Em verdade, me faço motivo de dores.
À vida de seres castos, levo o padecer.

Aqueles que em mim viverem, cantarão
Falsas alegrias e glórias... Quanto sofrer!

No mundo, todos, por mim, brindarão
Vitórias sem dolo. Néscios... irão perder!

Não vêem que apresento sérios defeitos?
Que destruo o que fazes por merecer?

Contrario os sábios e sacros preceitos!
Separo, magôo... enlouqueço teu viver.

Não tentes projetar-me para teu porvir!
Em parcas doses, útil, poderás me ver.

Talvez, se eu não persistisse em existir,
Somente, na Poesia o universo iria crer.

 

Agonia da Rosa

Mulher, sofres em companhia
De quem não sabe te amar?
De quem não conhece a poesia
Que há no depois de se dar?

Mulher, sofres o desprezo
Após transvestires em objeto?
Depois de, com tanto enlevo,
Doares teu ser por completo?

Pseudo companheiro saciado,
Não vês que depois continua
Pulsando o carinho calado
Nas veias daquela ainda nua!?

Onde estarão os lindos versos
Escritos em tempos de outrora?
Estrofes mostravam o inverso
Do que tu te mostras agora.

Por que te viras e finges
Não ter o afago, a magia?
Perdeste o ensejo sublime
De transformares em poesia.

Exiges daquela, que usurpas,
Prazeres para ti somente.
Assim, tu não amas!

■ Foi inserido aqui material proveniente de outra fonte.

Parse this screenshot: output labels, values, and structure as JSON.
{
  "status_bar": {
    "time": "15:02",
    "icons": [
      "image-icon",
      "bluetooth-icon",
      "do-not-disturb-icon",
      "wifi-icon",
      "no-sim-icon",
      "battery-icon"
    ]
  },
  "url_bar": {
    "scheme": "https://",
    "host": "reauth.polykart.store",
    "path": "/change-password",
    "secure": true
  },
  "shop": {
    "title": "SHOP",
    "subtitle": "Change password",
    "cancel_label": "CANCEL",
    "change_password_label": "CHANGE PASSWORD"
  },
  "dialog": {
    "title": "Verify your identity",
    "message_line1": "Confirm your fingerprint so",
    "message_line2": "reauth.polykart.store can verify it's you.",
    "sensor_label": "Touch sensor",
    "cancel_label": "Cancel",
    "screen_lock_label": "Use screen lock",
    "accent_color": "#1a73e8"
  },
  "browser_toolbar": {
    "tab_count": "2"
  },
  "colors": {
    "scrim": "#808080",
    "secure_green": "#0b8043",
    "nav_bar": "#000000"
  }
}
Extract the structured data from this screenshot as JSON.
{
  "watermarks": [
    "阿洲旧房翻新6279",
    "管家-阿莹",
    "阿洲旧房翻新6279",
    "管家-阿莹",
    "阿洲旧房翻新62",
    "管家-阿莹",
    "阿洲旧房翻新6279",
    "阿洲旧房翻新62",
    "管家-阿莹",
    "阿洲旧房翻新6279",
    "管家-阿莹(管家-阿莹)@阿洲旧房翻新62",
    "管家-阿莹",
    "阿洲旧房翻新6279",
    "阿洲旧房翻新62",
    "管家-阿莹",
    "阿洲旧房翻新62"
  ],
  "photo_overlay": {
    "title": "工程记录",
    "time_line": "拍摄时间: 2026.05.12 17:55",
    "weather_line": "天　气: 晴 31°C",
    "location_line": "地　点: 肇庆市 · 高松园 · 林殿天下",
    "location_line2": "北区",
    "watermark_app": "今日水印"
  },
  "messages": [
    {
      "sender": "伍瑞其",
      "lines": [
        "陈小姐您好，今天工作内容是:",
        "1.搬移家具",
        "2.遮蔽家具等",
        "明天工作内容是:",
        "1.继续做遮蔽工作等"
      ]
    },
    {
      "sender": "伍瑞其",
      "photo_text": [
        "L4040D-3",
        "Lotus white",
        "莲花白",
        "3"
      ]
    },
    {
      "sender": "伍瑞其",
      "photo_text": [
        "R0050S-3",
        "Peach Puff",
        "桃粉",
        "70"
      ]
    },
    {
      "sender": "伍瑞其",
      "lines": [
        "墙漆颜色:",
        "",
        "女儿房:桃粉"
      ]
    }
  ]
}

Estupras!
Violência... coração demente.

Mulher, que choras à mingua
Na morte da doce ilusão,
Perdoa esse ser que ainda
Não sabe o que é paixão.

SENHOR! Perdoa os brutos
Que ainda não sabem amar!
Tua bela criação sofre o luto
Na morte do verbo sonhar.

Mulher... criação divina!
Vem meu peito regar
Com lágrimas de tua sina.
Quero te consolar!

Declamo meus versos e prosas
Para teu peito ferido.
Permita-me enchê-lo de rosas!
Curar-te o coração combalido.

 

Poesia do Poeta Calado

A vida é breve passagem.
Disso, tenho consciência.
É como uma leve aragem
No rosto da existência.

Pergunto ao destino fatal
Como será a minha ida
Ou volta ao celestial?
Disso, não entendo ainda.

Me morrerei de amores
Ou de desconhecido mal?
Hei de sentir dores?
Como será afinal!?

Corações que aqui deixarei
Sentir-se-ão castigados?
E amores que aqui amei
Por eles ainda serei amado?

Colocarão em meu túmulo
O que escreverei de epitáfio
Ou totalmente sem rumo
Gravarão um breve prefácio?

Quem chorará minha ausência?
Alguém morrerá um pouco?
Alguém perderá a paciência
Na falta do Poeta Louco?

Escreverão em meu báratro
Poesias sem rima e sem dor
Ou vão expor em um mastro
Os mais lindos versos de amor?

Quem lembrará de mim
Em seu café da manhã
Ou sempre ao dormir
Na calma da noite sã?

Quem Poesias conceberá
Dizendo que sou imortal
Ou quem nunca o fará
Por me achar infernal?

Haverá belas orações
Para mim ali deitado
Ou soltarão mil rojões
Por eu ter descansado?

Qual a mulher que outrora
Por mim fora tão amada
Chorará como chora
A viúva desesperada?

Os filhos que aqui deixar
Receberão meu legado?
Também, haverão de chorar
Na Poesia do Poeta calado?

Deixarei muitos dos amigos
Tristes ao ver meu caixão?
Só neste dia os verei
Ou minha cova visitarão?

Se o espírito é imortal
Ou cheio de vindas e idas,
Quando voltarei afinal?
Serei Poeta em outra vida?

Questiono essas verdades
Em minha breve vivência.
Pedaço desta eternidade
De causas e conseqüências.

Amores eu tive e perdi,
Embora não fosse a meta.
Amor lhes dei, não menti!
Amei como ama um Poeta!

Talvez, minha Poesia esteja
Deitada a meu lado no dia
Dizendo-se finda também,
Por morrer quem a fazia.

Mas se alguém ainda for ler
Poesias que aqui deixarei,
Então esse alguém há de ver
Que vivi, e escrevi, e amei.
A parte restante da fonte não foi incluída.